La tomographie par émission de positons (TEP) a révélé, après la résection de la récidive intestinale, un seul nodule mésentérique de 3 cm avec une prise pathologique compatible avec une atteinte métastatique, et un traitement de première intention à la fotémustine a été instauré pendant trois mois, avec pour seule toxicité une leucopénie.

L'évolution
Après une réponse partielle à la fotémustine, il a été décidé de tenter une nouvelle résection chirurgicale de la lésion en octobre 2011. Pendant l'opération, un bloc adénopathique a également été observé dans l'angle de Treiz, qui n'était pas résécable, de sorte qu'en novembre 2011, une deuxième ligne de traitement a été lancée avec l'ipilimumab 3 mg/kg tous les 21 jours pendant quatre cycles, présentant un syndrome pseudo-grippal léger et une toxicité hépatique de grade 2. Au scanner, après quatre cycles d'induction, on observe une réponse partielle de l'implant péritonéal. La réponse s'est maintenue jusqu'en novembre 2012, date à laquelle on a constaté une augmentation de 2 cm des métastases péritonéales et l'apparition d'une lymphadénopathie péritumorale, ce qui a conduit à une réinduction avec l'ipilimumab, qui a progressé au cours de la même période.

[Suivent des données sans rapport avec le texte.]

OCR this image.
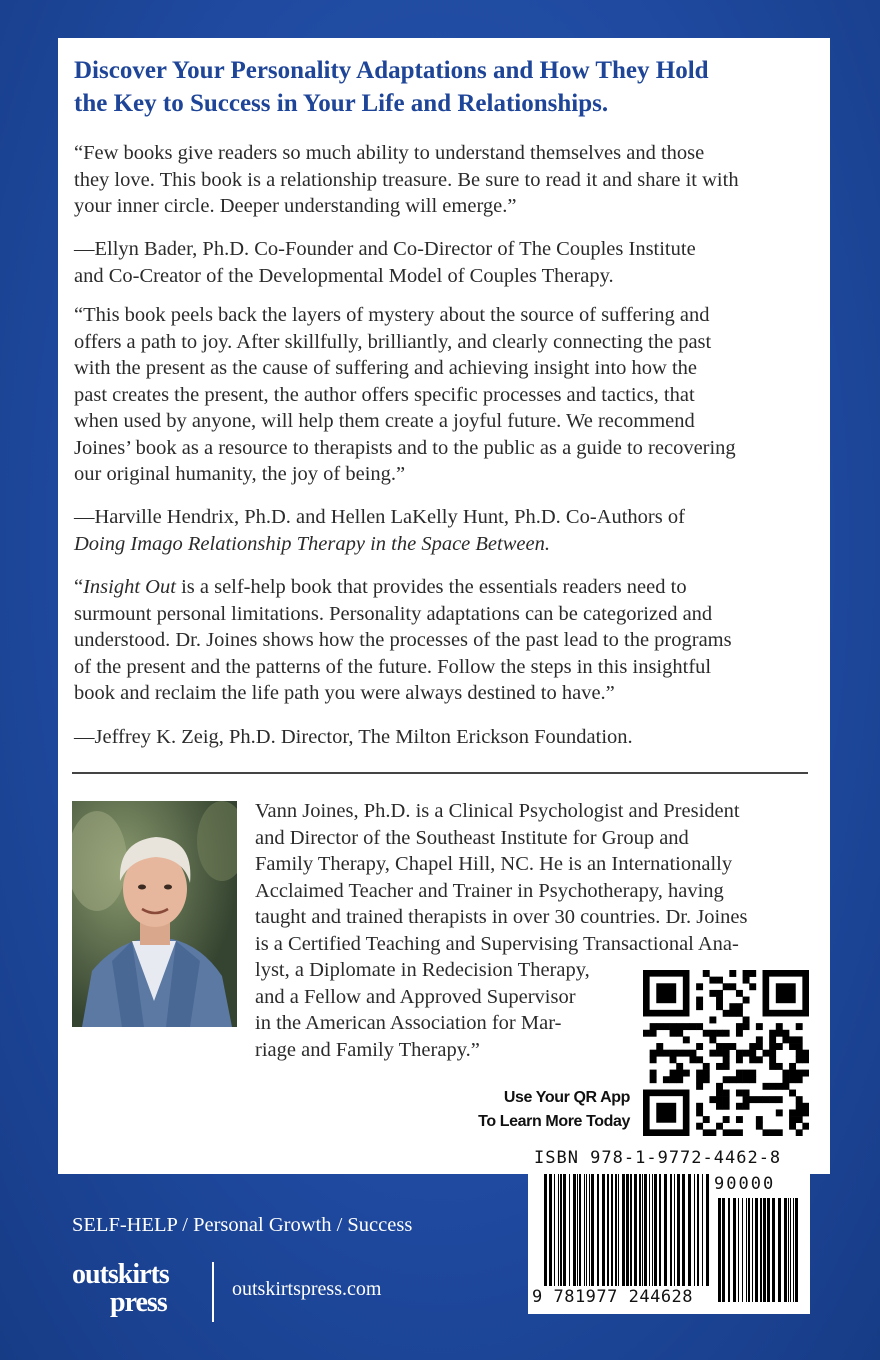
Discover Your Personality Adaptations and How They Hold
the Key to Success in Your Life and Relationships.
“Few books give readers so much ability to understand themselves and those
they love. This book is a relationship treasure. Be sure to read it and share it with
your inner circle. Deeper understanding will emerge.”
—Ellyn Bader, Ph.D. Co-Founder and Co-Director of The Couples Institute
and Co-Creator of the Developmental Model of Couples Therapy.
“This book peels back the layers of mystery about the source of suffering and
offers a path to joy. After skillfully, brilliantly, and clearly connecting the past
with the present as the cause of suffering and achieving insight into how the
past creates the present, the author offers specific processes and tactics, that
when used by anyone, will help them create a joyful future. We recommend
Joines’ book as a resource to therapists and to the public as a guide to recovering
our original humanity, the joy of being.”
—Harville Hendrix, Ph.D. and Hellen LaKelly Hunt, Ph.D. Co-Authors of
Doing Imago Relationship Therapy in the Space Between.
“Insight Out is a self-help book that provides the essentials readers need to
surmount personal limitations. Personality adaptations can be categorized and
understood. Dr. Joines shows how the processes of the past lead to the programs
of the present and the patterns of the future. Follow the steps in this insightful
book and reclaim the life path you were always destined to have.”
—Jeffrey K. Zeig, Ph.D. Director, The Milton Erickson Foundation.
Vann Joines, Ph.D. is a Clinical Psychologist and President
and Director of the Southeast Institute for Group and
Family Therapy, Chapel Hill, NC. He is an Internationally
Acclaimed Teacher and Trainer in Psychotherapy, having
taught and trained therapists in over 30 countries. Dr. Joines
is a Certified Teaching and Supervising Transactional Ana-
lyst, a Diplomate in Redecision Therapy,
and a Fellow and Approved Supervisor
in the American Association for Mar-
riage and Family Therapy.”
Use Your QR App
To Learn More Today
SELF-HELP / Personal Growth / Success
outskirts
press	outskirtspress.com
ISBN 978-1-9772-4462-8
90000
9 781977 244628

En mars 2013, le patient a été envoyé dans un centre de référence pour un sauvetage chirurgical de la lésion par résection du jéjunum proximal sans signe de tumeur résiduelle et avec une anatomie pathologique compatible avec une métastase de mélanome, sans recevoir de traitement adjuvant à ce moment-là.

En novembre 2013, il a commencé à présenter des symptômes cliniques de sinusite et d'épistaxis, pour lesquels il a été évalué dans le service ORL et une formation polypoïde a été détectée dans la muqueuse nasale, qui a été enlevée et était compatible avec une métastase de mélanome c-KIT et BRAF-négatif. En juin 2014, il a souffert d'une nouvelle récidive dans la narine droite et a reçu un traitement par radiothérapie avec modulation d'intensité (IMRT) dans cette zone.

Au cours du suivi, un scanner de contrôle réalisé en janvier 2015 a montré une progression bilatérale de la tumeur pulmonaire sans autre résultat à d'autres niveaux, de sorte qu'une nouvelle ligne de traitement a été mise en place avec le pembrolizumab à raison de 10 mg/kg toutes les 3 semaines, avec une réponse partielle des nodules pulmonaires dans le scanner de contrôle en mai 2015.